The X-Ray did not Tell the Whole Story
On a cold November morning, I waited in my car in a quiet suburban neighborhood, per the instructions I’d received. Right on time—and right on brand, based on what I’d been told—Charlie came down the steps from his studio barefoot to greet me.
Charlie is a physical therapist, but not in any way I’d ever encountered before. During our first 90-minute session, he spent maybe 15 minutes on physical evaluation. The rest of the time? Asking questions, listening, and doing some teaching. Over the years, Charlie had transformed his practice based on a new understanding of how to treat chronic pain. He used to do what most PTs do: in-person stretching, massage, dry-needling, and assigning those familiar, annoying exercises to do at home. From what I gathered in our conversations, the results were often underwhelming. Some temporary relief—but many clients would end up right back where they started within a few months.
I found myself in his studio after learning a year earlier that I’d need a new hip—sooner rather than later. That hadn’t been on my dance card for my early forties.
Since a prior injury and subsequent imaging that revealed the diagnosis of femoroacetabular impingement, I’d dramatically changed my lifestyle. Biking hurt. Skiing hurt. Squatting at the gym hurt. According to the scans, my right hip was the one with virtually no cartilage left—but oddly, it was my left side that was giving me the most trouble. I assumed, like most people would, that it was compensatory pain from favoring the right side.
I had tried it all:
Stability-focused physical therapy (thanks, Dr. Peter Attia)
A PRP (Platelet-Rich Plasma) injection, preceded by weeks of shockwave and EMTT treatment
Major lifestyle and activity changes (which, if you know me, was a hard pill to swallow)
Every supplement ever rumored to support joint health
I even considered stem cell treatment in Mexico—until I saw the price tag
Surgery felt like the only thing left on the table. But why was I going to cut open my right side to fix the left?
Then someone at the gym mentioned Charlie. He was described as “a little woo-woo,” but by that point, I was at least a little woo-woo curious.

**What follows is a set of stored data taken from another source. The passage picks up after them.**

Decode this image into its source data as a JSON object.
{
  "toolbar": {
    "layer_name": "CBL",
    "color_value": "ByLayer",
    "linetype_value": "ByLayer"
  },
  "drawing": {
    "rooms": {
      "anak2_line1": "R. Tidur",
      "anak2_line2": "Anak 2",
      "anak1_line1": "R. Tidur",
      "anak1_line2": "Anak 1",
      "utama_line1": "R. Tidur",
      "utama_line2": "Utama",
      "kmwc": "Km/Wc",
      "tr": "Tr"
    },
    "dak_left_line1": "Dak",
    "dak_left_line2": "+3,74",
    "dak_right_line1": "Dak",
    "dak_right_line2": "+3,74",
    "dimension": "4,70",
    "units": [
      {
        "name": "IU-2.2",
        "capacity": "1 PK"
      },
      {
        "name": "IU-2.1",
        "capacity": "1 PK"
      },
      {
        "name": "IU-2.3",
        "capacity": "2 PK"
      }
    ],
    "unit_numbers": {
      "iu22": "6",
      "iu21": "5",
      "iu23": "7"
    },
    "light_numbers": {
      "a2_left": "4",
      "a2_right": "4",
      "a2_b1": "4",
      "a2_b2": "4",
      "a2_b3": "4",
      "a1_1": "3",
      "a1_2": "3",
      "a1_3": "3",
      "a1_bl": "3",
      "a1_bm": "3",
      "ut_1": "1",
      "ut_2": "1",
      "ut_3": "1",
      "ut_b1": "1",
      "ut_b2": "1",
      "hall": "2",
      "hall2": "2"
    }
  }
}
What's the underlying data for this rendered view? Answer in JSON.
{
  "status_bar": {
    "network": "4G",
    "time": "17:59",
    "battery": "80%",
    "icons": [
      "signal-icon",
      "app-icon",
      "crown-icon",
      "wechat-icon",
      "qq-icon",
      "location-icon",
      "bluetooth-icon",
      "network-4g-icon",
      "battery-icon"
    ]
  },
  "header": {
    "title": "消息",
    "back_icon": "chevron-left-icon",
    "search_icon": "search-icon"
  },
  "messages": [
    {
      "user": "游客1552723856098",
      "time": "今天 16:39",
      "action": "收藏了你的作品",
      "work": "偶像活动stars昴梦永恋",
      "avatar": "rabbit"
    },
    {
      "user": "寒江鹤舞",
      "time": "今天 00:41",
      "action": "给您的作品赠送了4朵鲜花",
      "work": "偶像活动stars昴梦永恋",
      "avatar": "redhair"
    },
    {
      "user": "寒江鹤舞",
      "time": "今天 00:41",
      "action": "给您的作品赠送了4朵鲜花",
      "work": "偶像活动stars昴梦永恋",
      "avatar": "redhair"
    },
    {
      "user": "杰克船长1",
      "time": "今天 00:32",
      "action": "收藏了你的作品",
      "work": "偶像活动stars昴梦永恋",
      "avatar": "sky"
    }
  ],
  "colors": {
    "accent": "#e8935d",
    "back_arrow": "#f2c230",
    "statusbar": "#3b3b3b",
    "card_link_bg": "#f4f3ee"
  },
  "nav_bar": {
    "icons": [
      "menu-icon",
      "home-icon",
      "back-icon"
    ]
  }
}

Early in our session, Charlie said something that resonated with my experience:
“There’s nothing structurally wrong with you. Yes, your hips are extremely tight. I could stretch you, massage you, stick needles in you, and give you an hour of exercises to do every day. And maybe you’d feel better for a while. But whatever you’re holding onto—it’s in your hips. Until you address that, nothing will change.”
What if my hip wasn’t the problem, but a symptom?
He told me to start skiing hard again. To get back in the gym. To get back on the bike. The worst thing I could do, he said, was to stop being active. He gave me a few things to read and listen to—ways to better understand how pain works.
And then—no joke—within a week, the worst of my pain on the left side was 70% better.
Fast forward almost a year: I’m back on long bike rides. I’m skiing hard. My mobility is better than it’s been in years. Surgery feels farther away than ever. Yeah, I still ache and hurt sometimes—but, allow me this woo-woo moment—I’ve come to accept it. Not as something broken, but as something that is there and will pass.
And yet, I know I’m still in the early innings of this journey because my mindset towards my pain was one thing. My mindset towards all the stuff that I am holding onto is just getting started.
A loving observation from Eliza, and one that I agree with, recently stuck with me:
“You’re one of the most guarded people I know.”
If pain is a symptom, maybe the armor I wear is the real disease.
And the solution might not be a scalpel—it might be learning how to shed that armor.
(Woo-woo squared)
What is the point of all this? I think it is a simple concept but a hard reality to change. It is something along the lines of:
What are the stories that we tell ourselves everyday?
What are we holding onto or suppressing?
And what impact does that have on our lives?
I told myself, almost daily, that I needed surgery to return to normal. And as a result the pain got worse and worse.
On the flip side, a client recently shared with me that after he began telling friends and colleagues about his aspiration to be seen as an expert in a certain area of his work, everything shifted. His confidence. His results. His approach to challenges. All of it flipped—just from telling a different story.
Stories are powerful. Our minds are incredibly powerful. We can harness them both.